The Mirror Thief

A flat crack comes across the water, and a white cloud rises from a sandolo off the bow: a pair of hunters shooting diving ducks. A second plume appears in the farther distance, at the marshy edge of San Cristofero della Pace, and the sound of the shot arrives a heartbeat later. Off starboard a crew of shouting laborers is clustered around a barge, now stranded by low tide; they’re driving piles in the muck, turning shallow water into solid earth, extending the city outward.

The batela angles north again, aimed at the mouth of the Glassmakers’ Canal, a smudge of furnace smoke on the vacant sky. Crivano can make out a green shadow at the island’s edge: the stand of holly-oaks where he crushed Verzelin’s throat. He wonders in passing whether the mirrormaker’s absence has been widely noted or commented upon, but this speculation fails to hold his interest, and he turns his eyes toward the city again. The boatmen’s oars slash the water, the pale willows of the nearby islands slide across the unearthly obelisk of San Francesco della Vigna, and Crivano feels a rush of astonishment, a sudden recollection of what it was like to see the city for the first time. Two days ago on the Molo it eluded him: clear in his mind but lifeless, a picture of itself. He’s able to reach it now only by way of a memory from years later: he was traveling the King’s Highway in the caravan of an adventurous young vizier, and they made a detour to al-Bitrā, the ruined capital of the Nabataeans, south of the Dead Sea. As he walked among the empty temples, rosy monoliths carved into the canyon walls, he could think of nothing but the moment when he and the Lark first glimpsed the Basilica’s domes: built on nothing solid, every constituent substance estranged from its origin. The impossible city of their ancestors, precipitated from the mist.

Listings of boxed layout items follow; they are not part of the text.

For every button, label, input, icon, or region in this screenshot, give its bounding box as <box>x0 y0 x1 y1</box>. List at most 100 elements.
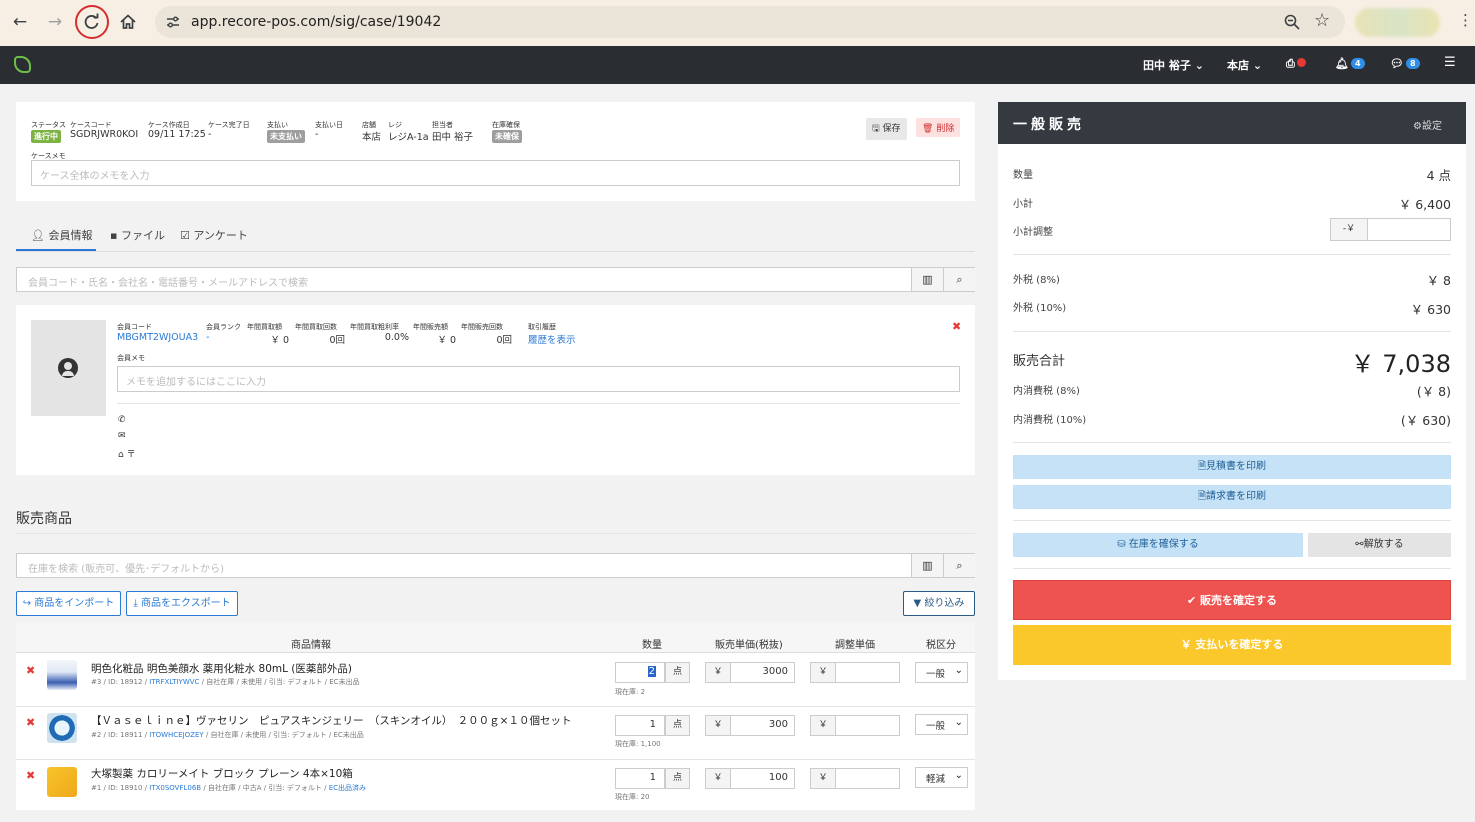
unit-addon: 点 <box>665 662 690 683</box>
tab-member-info[interactable]: 👤︎ 会員情報 <box>31 227 92 243</box>
tax-class-select[interactable]: 一般 ⌄ <box>915 714 968 735</box>
home-icon[interactable] <box>117 11 139 33</box>
completed-label: ケース完了日 <box>208 121 250 129</box>
address-bar[interactable]: app.recore-pos.com/sig/case/19042 ☆ <box>155 6 1345 38</box>
print-quote-label: 見積書を印刷 <box>1206 461 1267 472</box>
tax-class-select[interactable]: 軽減 ⌄ <box>915 767 968 788</box>
file-icon: ▪ <box>110 229 118 242</box>
product-code-link[interactable]: ITRFXLTIYWVC <box>149 678 199 686</box>
tabs-divider <box>16 251 975 252</box>
notifications-button[interactable]: 🔔︎ 4 <box>1335 57 1365 70</box>
release-label: 解放する <box>1363 539 1404 550</box>
barcode-icon[interactable]: ▥ <box>911 268 943 291</box>
site-settings-icon[interactable] <box>165 14 181 33</box>
member-code-link[interactable]: MBGMT2WJOUA3 <box>117 332 198 343</box>
settings-button[interactable]: ⚙設定 <box>1413 117 1442 132</box>
confirm-payment-button[interactable]: ￥ 支払いを確定する <box>1013 625 1451 665</box>
remove-item-icon[interactable]: ✖ <box>26 664 35 677</box>
tax-class-select[interactable]: 一般 ⌄ <box>915 662 968 683</box>
stock-search-input[interactable]: 在庫を検索 (販売可、優先･デフォルトから) <box>28 560 224 575</box>
import-label: 商品をインポート <box>34 598 115 609</box>
profile-chip[interactable] <box>1355 8 1440 37</box>
forward-arrow-icon[interactable]: → <box>44 11 66 33</box>
product-meta-prefix: #3 / ID: 18912 / <box>91 678 150 686</box>
remove-member-icon[interactable]: ✖ <box>952 320 961 333</box>
envelope-icon: ✉ <box>118 431 126 441</box>
postal-mark: 〒 <box>126 450 136 460</box>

The gondoliers moor their boat in a vacant berth next to another batela, this one riding quite low, filled to the gunwales with split alder. The fragrant fresh-cut wood is a garish orange in the sun. As the boatmen lash their lines to a palina and ready an oar to lift the strongbox, Crivano springs to the quay and enters a door bearing the device of the siren—a stained-glass chimera with shapely bare breasts and the claws of a raptor—hung in a frame of dark wood. The shop’s shelves are crowded with the output of the attached factory: great crystal pitchers in the shapes of sailing ships, wide shallow goblets for red wine, carafes so thin and so clear as to be visible only by their filigree, interspersed with urns and plates and dishes of calcedonio glass in odd and startling hues. The shop-girl behind the counter listens meekly to a plump woman in an elegant saffron zimarra; as Crivano enters, they both turn and curtsy. The older woman’s eyes flash when she notes his black physician’s robes; her mouth tightens. Serena’s wife. She knows who he is, why he’s here. Good day, Crivano says. I’m looking for Maestro Serena.

As he speaks, the thin goblets along the walls shiver with the sound of his voice; their high chime gilds its roughness, rings into the stillness that follows. The woman’s reply is a low murmur to which the glass does not react. Yes, dottore, she says. You will find four men here who answer to that name.

Crivano smiles. This is good: the woman knows who he’s looking for, but she’s clever enough not to give that fact away. She’ll be no trouble in the escape: an asset, even. Narkis has nothing to fear. My business is with Boetio Serena, Crivano says. I have payment for him, and I would like to collect an item that he has crafted for me.

Mona Serena turns to the girl. Show the dottore to the workroom, she says.

The girl leads him through a side door, down a hallway, and then asks him to wait. She tugs open a thick portal banded with iron—heat billows through the gap, along with the smell of scorched air—and vanishes to the other side. In a moment she returns with young Alexandro in tow, the boy whom Crivano met at the Salamander. Ash dusts Alexandro’s face and hair, paints the edge of his jaw where sweat has smeared it. He wipes his hands on a linen rag with the air of a man eager to get back to his business. Dottore Crivano, he says with a bow. Your visit honors us.

Crivano returns the greeting. Young maestro, he says, I need to have a word with your father.

He’s mixing the batch now, but he’ll be done soon. I can show you to our parlor if you’d like to wait there. Or may I address your concern?

The look on the boy’s face makes it evident that his question is no question: his purview extends to all that occurs here. Crivano assesses his cool eyes and easy bearing—so like the Lark’s—and realizes that this is why Serena chose to join Crivano’s conspiracy, to remove his family from Murano. The glassmaker, he recalls, has two elder brothers; those brothers have many sons of their own. Alexandro practices his family trade not only as if he’s studied it diligently, which no doubt he has, but as if he has an inborn genius for it. Yet he will not run this shop in his lifetime.